23 March 2016, Sweetcrude, Abuja – The latest economic report from PricewaterhouseCoopers (PwC) has projected Nigeria’s Gross Domestic Product (GDP) at $6.4 trillion within the next 34 years, surpassing Germany, the United Kingdom, France and Saudi Arabia, if diversification agenda is genuinely implemented.
According to the report, titled, “Nigeria: Looking beyond oil”, the intrinsic potential in the non-oil sector can be realised if value added to oil and gas output urgently improves, considering how investments across the downstream sector can aid production of petrochemicals, fertilisers, methanol and industrial raw materials relevant in both industrial and consumer products manufacturing which Nigeria currently imports.
The report noted that the transition to a non-oil economy will not be an easy task, considering the lingering four concerns bordering on the business environment—corruption, inadequate infrastructure, low skill levels, and macroeconomic uncertainty.
Indeed, the report explained that potentially, Nigeria’s global agriculture exports could take-off at a rate similar to Brazil’s, with $59 billion in export revenues by 2030, while value added to oil and gas output needs to urgently improve by implementing diversification within the sector.
“In the 2016 Ease of Doing Business ranking, Nigeria ranks 169th (2015:170th) out of 189 economies surveyed. Interestingly, Rwanda jumped through the rankings from being 143rd in 2009 to 62nd in 2016. Over that same period, Nigeria’s ranking worsened as it moved from 102nd to 169th.
“This emphasises that the economic and regulatory environment needs to be more conducive for business. This means simplifying complex regulation and processes, and eliminating the hurdles that stand in the way of a bigger and more productive private sector.
“Our survey highlights the exchange rate as one of the top challenges facing industries in recent times. Capital controls, FX rationing, and restrictions on the importation of certain items are measures the CBN has implemented to preserve the foreign reserves and maintain currency stability. Considering the outlook for the oil price is a lower for longer scenario, we think these measures if sustained over a prolonged period are negative for the economy.”
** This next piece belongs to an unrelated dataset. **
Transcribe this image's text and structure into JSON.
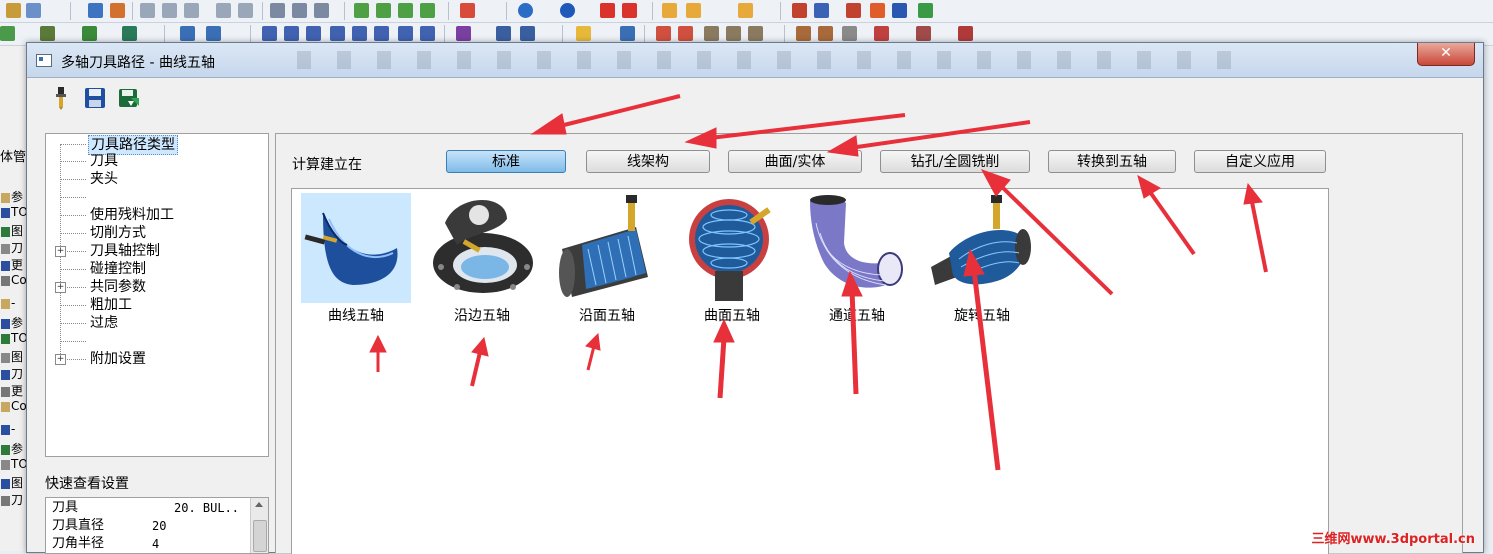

It added that limitations to capital flows, the lack of transparency, liquidity and price discovery in the official foreign exchange market could deter competitiveness, limiting FDI and consequently growth. “Sustaining the wide premium between the official and black market rates as well as ingenuity to circumvent economic restrictions could further breed corruption and revenue leakages with massive costs to the economy,” the report showed.
While efforts are underway to implement diversification agenda, the PwC report explained that Nigeria needs to ensure sustainable fiscal management that is resilient to global oil price cycles, noting that improving tax collection and administration have become imperative for achieving national growth objectives.
“The potential for a resurgent non-oil sector clearly exists. According to our long-term projections, Nigeria could grow at five to six per cent yearly on average in the long-term assuming broadly growth friendly policies are being pursued.
“Based on an input-output analysis multiplier model across 26 sectors, we identify Agriculture, Petroleum, Retail and ICT as the sectors with the strongest inter-industry linkages, both backward and forward,” the report stated.